Smith the moral philosopher seems radically different from Smith the economist, but Smith’s positions are not contradictory. Some have suggested that The Wealth of Nations, being written after A Theory of Moral Sentiments, represents a change in the direction of Smith’s thought, but in reality the same concerns the Smith expresses in his moral philosophy can be found in his economics. Smith’s analysis of human behavior is much, much more complex and layered than modern classical economics gives him credit for.
Smith, for instance, argues that stockholders often want policies that are not in the interest of the general public. Amartya Sen points out that while Smith believed that self-interest was sufficient to motivate market exchanges, there are problems involved in setting up markets equitably and managing externalities and public goods that self-interest is unable to deal with. To quote Sen:
But in dealing with other problems, those of distribution and equity and rule-following for generating productive efficiency – Smith emphasized broader motivations. In these broad contexts, while prudence remained “of all virtues that which is most helpful to the individual,” he explained why “humanity, generosity, and public spirit, are the qualities most useful to others.” The variety of motivations that we have reason to accommodate is, in fact, quite central to Smith’s remarkably rich analysis of human behavior.
Economists today often draw a distinction between self-interest and selfishness. The self can be interested in ends that are not selfish. To some extent, this is a semantics games, but it is one that Smith explicitly rejects.
Those who are found of deducing all our sentiments from certain refinements of self-love, think themselves at no loss to account, according to their own principles, both for this pleasure and this pain. Man, say they, conscious of his own weakness, and of the need which he has for others, rejoices whenever he observes that they adopt his own passions, because he is then assured of assistance; and grieves whenever he observes the contrary, because he is then assured of opposition. But both the pleasure and the pain are felt so instantaneously, and often upon such frivolous occasions, that it seems evident that neither of them can be derived from any such self-interested consideration.
Fortunately for us, behavioral economics is confirming experimentally most of what Smith already knew. Today, we know that exposure to money and to economics makes people more likely to act selfishly. Smith, however, is already a step ahead of us (he’s pretty spry for a dead guy). He knew that not only was this bad for society, it was bad for the individuals as well.
Society and conversation, therefore, are the most powerful remedies for restoring the mind to its tranquility, if, at any time, it has unfortunately lost it; as well as the best preservatives of that equal and happy temper, which is so necessary to self-satisfaction and enjoyment.

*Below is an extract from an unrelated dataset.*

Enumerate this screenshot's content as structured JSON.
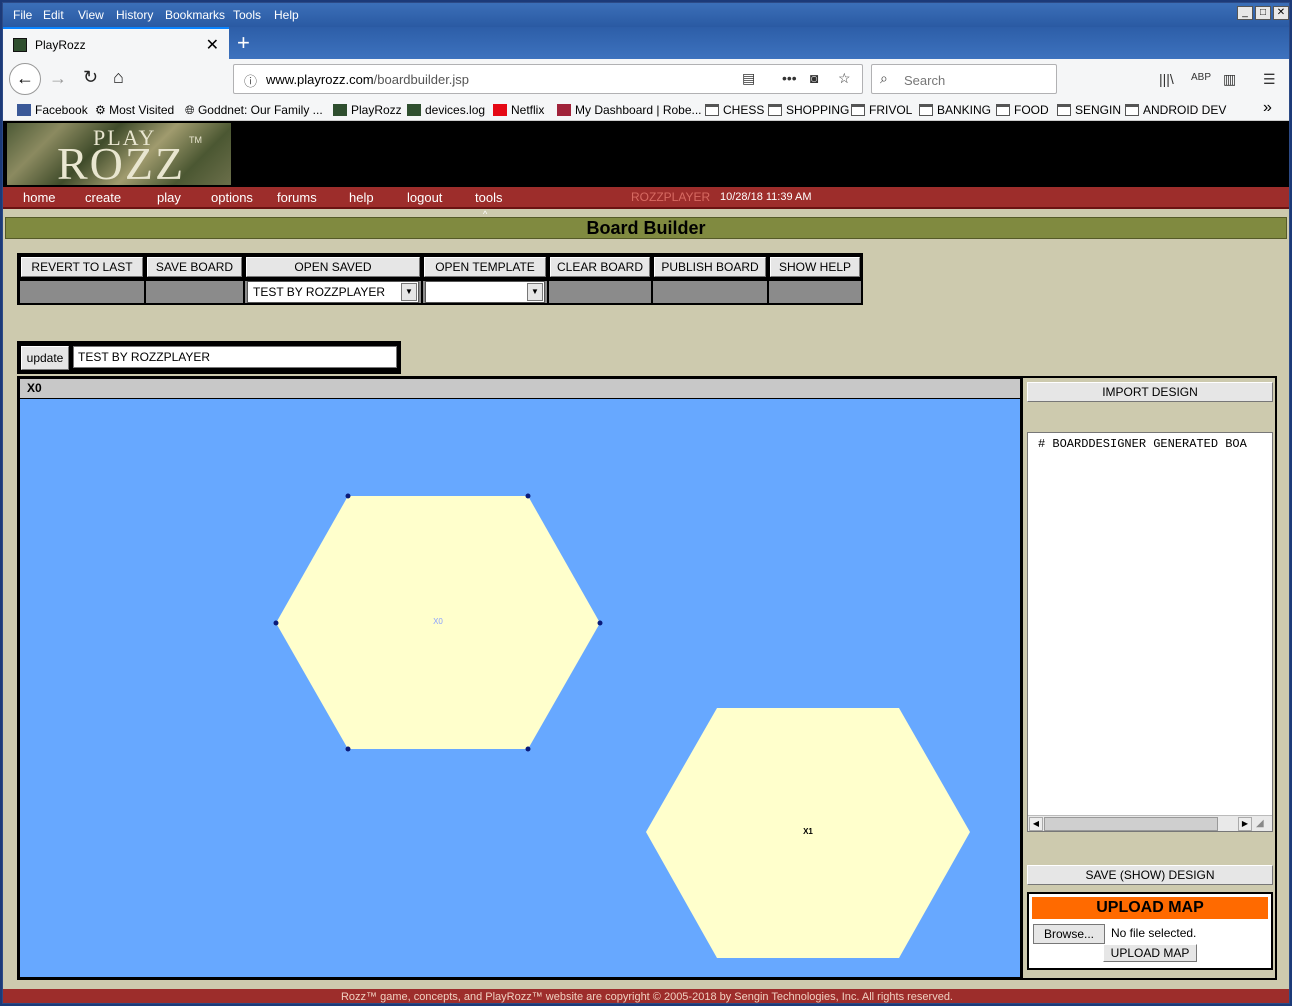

Smith was, no doubt, wrong about many things, but economics could be much further ahead if it had simply paid attention to its founding father. Today, you can get a PhD in economics without ever reading Smith. This is a tragedy for those of us who want to have an economics discipline that recognizes the rich variety in human behavior and is willing to grapple with the tough philosophical issues and value judgments that underlie the calculations and empirical methodologies.